Hales Place is a Grade II listed building in the Ashford local planning authority area, England. First listed on 23 August 2005. House. 3 related planning applications.

Hales Place

WRENN ID
haunted-panel-yew
Grade
II
Local Planning Authority
Ashford
Country
England
Date first listed
23 August 2005
Type
House
Source
Historic England listing

Description

BIDDENDEN

945/0/10020 CRANBROOK ROAD 23-AUG-05 Hales Place

II House. Second half of C18. Refenestrated in early C20 and porch added after the 1960s. Timberframed on a Flemish bond plinth, the ground floor and side elevations mainly weatherboarded, the first floor of the south or front elevation tile-hung, including one course each of curved and pointed tiles.

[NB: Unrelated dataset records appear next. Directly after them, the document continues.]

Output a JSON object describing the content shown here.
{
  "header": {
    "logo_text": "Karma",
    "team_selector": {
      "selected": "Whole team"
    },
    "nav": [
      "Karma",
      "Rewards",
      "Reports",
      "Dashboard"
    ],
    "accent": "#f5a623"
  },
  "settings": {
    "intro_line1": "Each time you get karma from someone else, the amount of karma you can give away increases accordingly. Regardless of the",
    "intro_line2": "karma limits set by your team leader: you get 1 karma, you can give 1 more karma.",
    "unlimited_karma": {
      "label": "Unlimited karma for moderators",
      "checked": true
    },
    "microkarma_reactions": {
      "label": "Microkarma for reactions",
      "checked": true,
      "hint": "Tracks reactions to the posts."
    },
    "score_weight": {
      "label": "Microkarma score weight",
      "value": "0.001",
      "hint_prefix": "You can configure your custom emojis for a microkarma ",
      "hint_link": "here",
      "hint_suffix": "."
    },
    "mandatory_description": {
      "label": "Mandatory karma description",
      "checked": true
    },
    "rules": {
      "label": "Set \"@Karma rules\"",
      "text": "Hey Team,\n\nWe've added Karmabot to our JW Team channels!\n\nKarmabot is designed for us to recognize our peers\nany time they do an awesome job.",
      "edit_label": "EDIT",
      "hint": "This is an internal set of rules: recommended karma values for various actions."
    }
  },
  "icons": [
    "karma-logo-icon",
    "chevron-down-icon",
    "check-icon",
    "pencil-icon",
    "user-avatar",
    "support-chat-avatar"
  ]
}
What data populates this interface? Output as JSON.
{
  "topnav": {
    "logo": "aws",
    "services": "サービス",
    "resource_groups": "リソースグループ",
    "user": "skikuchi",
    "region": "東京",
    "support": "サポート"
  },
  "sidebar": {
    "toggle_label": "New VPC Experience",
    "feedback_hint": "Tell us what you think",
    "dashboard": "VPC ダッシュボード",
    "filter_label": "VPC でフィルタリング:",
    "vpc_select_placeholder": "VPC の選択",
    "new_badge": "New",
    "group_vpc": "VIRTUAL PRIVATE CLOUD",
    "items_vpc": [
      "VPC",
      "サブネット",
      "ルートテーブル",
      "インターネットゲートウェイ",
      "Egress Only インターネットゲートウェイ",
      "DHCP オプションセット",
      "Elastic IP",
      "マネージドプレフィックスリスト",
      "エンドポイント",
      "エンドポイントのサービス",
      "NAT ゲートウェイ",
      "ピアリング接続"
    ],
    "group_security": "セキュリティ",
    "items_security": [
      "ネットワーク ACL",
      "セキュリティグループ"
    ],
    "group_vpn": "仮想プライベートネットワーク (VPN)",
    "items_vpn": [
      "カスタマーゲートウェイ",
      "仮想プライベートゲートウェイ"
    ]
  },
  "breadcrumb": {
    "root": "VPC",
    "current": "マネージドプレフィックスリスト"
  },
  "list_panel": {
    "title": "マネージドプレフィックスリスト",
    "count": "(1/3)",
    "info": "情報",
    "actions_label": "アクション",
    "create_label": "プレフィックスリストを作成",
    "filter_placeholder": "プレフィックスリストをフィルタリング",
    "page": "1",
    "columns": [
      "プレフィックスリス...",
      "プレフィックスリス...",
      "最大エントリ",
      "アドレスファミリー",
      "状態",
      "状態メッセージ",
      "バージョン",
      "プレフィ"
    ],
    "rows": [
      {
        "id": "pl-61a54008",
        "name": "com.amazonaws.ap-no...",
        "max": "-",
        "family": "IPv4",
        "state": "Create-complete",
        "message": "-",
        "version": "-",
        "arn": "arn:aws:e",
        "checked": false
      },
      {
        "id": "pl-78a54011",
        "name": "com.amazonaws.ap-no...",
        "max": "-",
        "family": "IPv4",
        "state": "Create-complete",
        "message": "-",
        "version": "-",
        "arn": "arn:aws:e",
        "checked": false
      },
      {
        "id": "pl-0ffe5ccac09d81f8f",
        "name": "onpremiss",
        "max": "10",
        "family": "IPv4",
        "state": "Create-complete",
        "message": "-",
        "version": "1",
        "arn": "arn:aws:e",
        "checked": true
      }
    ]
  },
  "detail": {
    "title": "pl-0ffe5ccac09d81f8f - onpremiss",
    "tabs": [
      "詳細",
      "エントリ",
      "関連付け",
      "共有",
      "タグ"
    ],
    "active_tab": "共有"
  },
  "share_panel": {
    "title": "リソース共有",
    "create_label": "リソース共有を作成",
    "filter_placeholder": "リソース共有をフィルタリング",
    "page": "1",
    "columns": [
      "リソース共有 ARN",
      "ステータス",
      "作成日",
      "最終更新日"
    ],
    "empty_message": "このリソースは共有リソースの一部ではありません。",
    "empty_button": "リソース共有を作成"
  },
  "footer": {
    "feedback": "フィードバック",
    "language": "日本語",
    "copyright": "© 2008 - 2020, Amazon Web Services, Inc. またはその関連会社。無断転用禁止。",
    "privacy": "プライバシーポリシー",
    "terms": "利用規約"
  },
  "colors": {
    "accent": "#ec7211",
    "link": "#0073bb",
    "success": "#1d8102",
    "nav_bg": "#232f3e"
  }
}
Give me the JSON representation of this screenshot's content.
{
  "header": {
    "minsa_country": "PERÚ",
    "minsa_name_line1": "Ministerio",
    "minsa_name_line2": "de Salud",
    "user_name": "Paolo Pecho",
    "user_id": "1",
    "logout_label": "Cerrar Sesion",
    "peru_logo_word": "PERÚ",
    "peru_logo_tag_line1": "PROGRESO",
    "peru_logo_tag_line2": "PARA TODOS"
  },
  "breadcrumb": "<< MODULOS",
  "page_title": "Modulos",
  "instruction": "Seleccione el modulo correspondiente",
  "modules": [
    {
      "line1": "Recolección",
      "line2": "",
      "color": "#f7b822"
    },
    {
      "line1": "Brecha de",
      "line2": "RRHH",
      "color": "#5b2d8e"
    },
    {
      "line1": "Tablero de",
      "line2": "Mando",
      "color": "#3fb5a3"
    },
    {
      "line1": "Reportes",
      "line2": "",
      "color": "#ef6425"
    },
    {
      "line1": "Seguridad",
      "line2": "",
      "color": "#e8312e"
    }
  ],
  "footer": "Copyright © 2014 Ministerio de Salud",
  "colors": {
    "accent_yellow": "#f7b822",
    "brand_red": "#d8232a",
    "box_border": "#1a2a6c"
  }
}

The roof is tiled with end brick chimneystacks and catslide roof over the rear outshot. Two storeys: two windows. PLAN: A two bay end chimneystack house with integral outshot. EXTERIOR: The front or south elevation has early C20 wooden casements, including triple windows to the ground floor. Gabled C20 brick and timberframed porch with plank door. The rear or north elevation has a gabled mid C20 dormer with leaded light casement inserted into the catslide void and three early C20 casement windows, which includes a metal grille to the pantry. Central plank door. INTERIOR: Originally there were two rooms on each floor and service rooms in the outshot. The partition between the ground floor rooms has been removed but leaving exposed floor joists. The eastern part has a wide open brick fireplace with wooden bressumer, including two spice niches and a bricked up aperture for a breadoven (breadoven removed). The western part has a smaller cambered brick opening to the fireplace and was probably the Parlour. There is a brick floor, which probably also survives under carpeting to the western part. The outshot has a series of plank doors and brick floor and a half-winder staircase leads to the upper floor, which has two bedrooms at the front of the house and a further smaller room made in the mid C20 out of a void in the outshot probably originally used for storage. The south eastern bedroom has two cupboards with plank doors either side of the chimney. Traces in the plaster suggest a fireplace was removed and that this room was originally heated. The south western bedroom appears not to have been heated. HISTORY: Hales Place was linked to Hales Place Farm in the early C20, and possibly earlier, when it was the farm manager's house.

A substantially intact second half of C18 timberframed two bay end chimneystack house with integral outshot.